I like your perspective and wish Christianity aligned more with your post than whatever it’s doing now.
I’m not Christian, but I have observed that the worship of the cross and Christ’s death is directly tied to the theological idea of salvation, especially with evangelicals. If his death is the single most important part of your faith, then the cross becomes a symbol and reminder that you’re saved and not going to hell. It was primed to become a symbol and eventually an idol.
I also think historically the cross as a symbol for Christianity comes from the Greek letter chi (x) in the spelling of Christ. “X-tians” was a shorthand form way before the “taking Christ out of Christmas” nonsense.

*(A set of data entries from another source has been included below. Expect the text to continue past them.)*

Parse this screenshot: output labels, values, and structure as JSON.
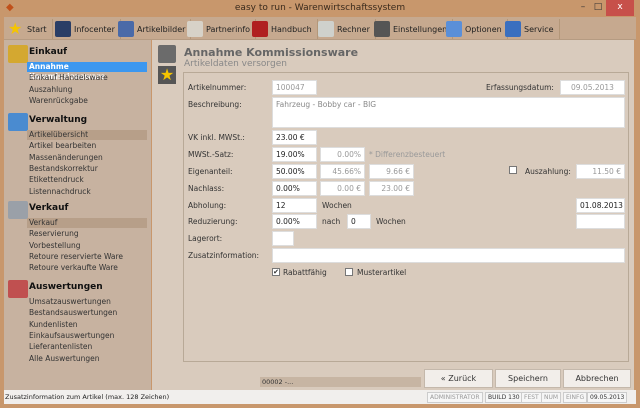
{
  "window": {
    "title": "easy to run - Warenwirtschaftssystem",
    "close": "x",
    "minimize": "–",
    "maximize": "□"
  },
  "toolbar": [
    {
      "label": "Start",
      "icon": "star-icon",
      "color": "#f5c400"
    },
    {
      "label": "Infocenter",
      "icon": "info-icon",
      "color": "#2a3e66"
    },
    {
      "label": "Artikelbilder",
      "icon": "camera-icon",
      "color": "#4a6aa8"
    },
    {
      "label": "Partnerinfo",
      "icon": "document-icon",
      "color": "#d7d2c8"
    },
    {
      "label": "Handbuch",
      "icon": "pdf-book-icon",
      "color": "#b02020"
    },
    {
      "label": "Rechner",
      "icon": "calculator-icon",
      "color": "#cfd1cc"
    },
    {
      "label": "Einstellungen",
      "icon": "tools-icon",
      "color": "#555555"
    },
    {
      "label": "Optionen",
      "icon": "options-icon",
      "color": "#5a8fd8"
    },
    {
      "label": "Service",
      "icon": "service-icon",
      "color": "#3a6fbf"
    }
  ],
  "sidebar": {
    "einkauf": {
      "title": "Einkauf",
      "items": [
        "Annahme Kommissionsware",
        "Einkauf Handelsware",
        "Auszahlung",
        "Warenrückgabe"
      ]
    },
    "verwaltung": {
      "title": "Verwaltung",
      "items": [
        "Artikelübersicht",
        "Artikel bearbeiten",
        "Massenänderungen",
        "Bestandskorrektur",
        "Etikettendruck",
        "Listennachdruck"
      ]
    },
    "verkauf": {
      "title": "Verkauf",
      "items": [
        "Verkauf",
        "Reservierung",
        "Vorbestellung",
        "Retoure reservierte Ware",
        "Retoure verkaufte Ware"
      ]
    },
    "auswertungen": {
      "title": "Auswertungen",
      "items": [
        "Umsatzauswertungen",
        "Bestandsauswertungen",
        "Kundenlisten",
        "Einkaufsauswertungen",
        "Lieferantenlisten",
        "Alle Auswertungen"
      ]
    }
  },
  "header": {
    "title": "Annahme Kommissionsware",
    "subtitle": "Artikeldaten versorgen"
  },
  "form": {
    "artikelnummer": {
      "label": "Artikelnummer:",
      "value": "100047"
    },
    "erfassungsdatum": {
      "label": "Erfassungsdatum:",
      "value": "09.05.2013"
    },
    "beschreibung": {
      "label": "Beschreibung:",
      "value": "Fahrzeug - Bobby car - BIG"
    },
    "vk": {
      "label": "VK inkl. MWSt.:",
      "value": "23.00 €"
    },
    "mwst": {
      "label": "MWSt.-Satz:",
      "value": "19.00%",
      "value2": "0.00%",
      "note": "* Differenzbesteuert"
    },
    "eigenanteil": {
      "label": "Eigenanteil:",
      "value": "50.00%",
      "value2": "45.66%",
      "value3": "9.66 €"
    },
    "auszahlung": {
      "label": "Auszahlung:",
      "value": "11.50 €",
      "checked": false
    },
    "nachlass": {
      "label": "Nachlass:",
      "value": "0.00%",
      "value2": "0.00 €",
      "value3": "23.00 €"
    },
    "abholung": {
      "label": "Abholung:",
      "value": "12",
      "unit": "Wochen",
      "date": "01.08.2013"
    },
    "reduzierung": {
      "label": "Reduzierung:",
      "value": "0.00%",
      "nach": "nach",
      "weeks": "0",
      "unit": "Wochen",
      "date": ""
    },
    "lagerort": {
      "label": "Lagerort:",
      "value": ""
    },
    "zusatz": {
      "label": "Zusatzinformation:",
      "value": ""
    },
    "rabattfaehig": {
      "label": "Rabattfähig",
      "checked": true
    },
    "musterartikel": {
      "label": "Musterartikel",
      "checked": false
    }
  },
  "footer": {
    "progress": "00002 -...",
    "back": "« Zurück",
    "save": "Speichern",
    "cancel": "Abbrechen"
  },
  "statusbar": {
    "hint": "Zusatzinformation zum Artikel (max. 128 Zeichen)",
    "user": "ADMINISTRATOR",
    "build": "BUILD 130",
    "fest": "FEST",
    "num": "NUM",
    "einfg": "EINFG",
    "date": "09.05.2013"
  }
}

But to the original point of the Klan burning the cross: I’ve read that they argue that cross burning is a medieval European affirmation of faith, something that is doing double duty of arguing that it’s an expression of their faith and connecting them to their “racial” roots.
Spaniard@lemmy.world 13 hours ago
You quote the third commandment but you believe they are outdated?
sugar_in_your_tea@sh.itjust.works 12 hours ago
Yes. What’s the problem?
The 10 commandments are still instructional, even if I the Law of Moses has been fulfilled. Matthew 5:17:
They’re still useful, but not they’re outdated, and they’re covered by the new law, which Jesus summarized as “love god and love your neighbor.”
Sure. Don’t pray to the Bible or any other physical creation. Pray to God.